Conte de Noël inédit en France. Publié en exclusivité sur Zonelivre.fr

La légende de Noël – depuis longtemps oubliée – du garçon trop sérieux pour son âge, de la fille merveilleusement belle, du bureaucrate tout sourire et du monstre rouge sang.

Par Lotte et Søren Hammer, © 2010

Traduit de danois par Anne-Charlotte STRUVE (… et très librement inspirée par le conte coréen Le jeune homme et le tigre d’In Sob Zong)

Dans un passé fort lointain, un garçon raisonnable partit en voyage. Il n’était pas allé très loin avant d’apercevoir, du haut de son cheval, un biscuit de Noël qui roulait vers lui. – Salut, petit gars sérieux, dit le biscuit. Puis-je t’accompagner ? – À quoi sers-tu ? demanda le garçon.

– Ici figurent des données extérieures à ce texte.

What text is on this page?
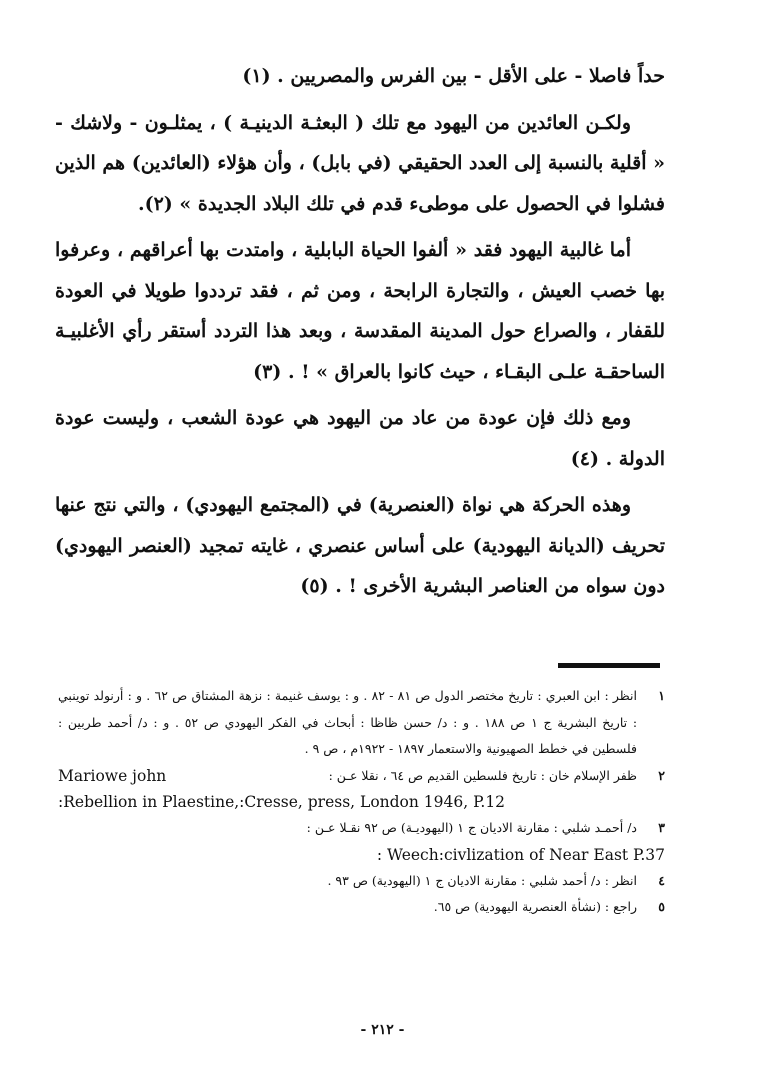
حداً فاصلا - على الأقل - بين الفرس والمصريين . (١)

ولكـن العائدين من اليهود مع تلك ( البعثـة الدينيـة ) ، يمثلـون - ولاشك - « أقلية بالنسبة إلى العدد الحقيقي (في بابل) ، وأن هؤلاء (العائدين) هم الذين فشلوا في الحصول على موطىء قدم في تلك البلاد الجديدة » (٢).

أما غالبية اليهود فقد « ألفوا الحياة البابلية ، وامتدت بها أعراقهم ، وعرفوا بها خصب العيش ، والتجارة الرابحة ، ومن ثم ، فقد ترددوا طويلا في العودة للقفار ، والصراع حول المدينة المقدسة ، وبعد هذا التردد أستقر رأي الأغلبيـة الساحقـة علـى البقـاء ، حيث كانوا بالعراق » ! . (٣)

ومع ذلك فإن عودة من عاد من اليهود هي عودة الشعب ، وليست عودة الدولة . (٤)

وهذه الحركة هي نواة (العنصرية) في (المجتمع اليهودي) ، والتي نتج عنها تحريف (الديانة اليهودية) على أساس عنصري ، غايته تمجيد (العنصر اليهودي) دون سواه من العناصر البشرية الأخرى ! . (٥)

١
انظر : ابن العبري : تاريخ مختصر الدول ص ٨١ - ٨٢ . و : يوسف غنيمة : نزهة المشتاق ص ٦٢ . و : أرنولد توينبي : تاريخ البشرية ج ١ ص ١٨٨ . و : د/ حسن ظاظا : أبحاث في الفكر اليهودي ص ٥٢ . و : د/ أحمد طربين : فلسطين في خطط الصهيونية والاستعمار ١٨٩٧ - ١٩٢٢م ، ص ٩ .
٢
Mariowe john	ظفر الإسلام خان : تاريخ فلسطين القديم ص ٦٤ ، نقلا عـن :
:Rebellion in Plaestine,:Cresse, press, London 1946, P.12
٣
د/ أحمـد شلبي : مقارنة الاديان ج ١ (اليهوديـة) ص ٩٢ نقـلا عـن :
: Weech:civlization of Near East P.37
٤
انظر : د/ أحمد شلبي : مقارنة الاديان ج ١ (اليهودية) ص ٩٣ .
٥
راجع : (نشأة العنصرية اليهودية) ص ٦٥.
- ٢١٢ -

Le biscuit de Noël répondit : – J’ai bon goût et je croustille entre les dents, je suis bon marché à la limite du gratuit, et entouré de mes frères, personne n’arrive à me distinguer. – D’accord, tu peux venir, dit le garçon sérieux, le biscuit sauta sur le cheval et ils reprirent la route. Il neigeait. De gros et doux flocons tombaient du ciel. On entendait le son des grelots et des traîneaux dans la neige, car c’était Noël.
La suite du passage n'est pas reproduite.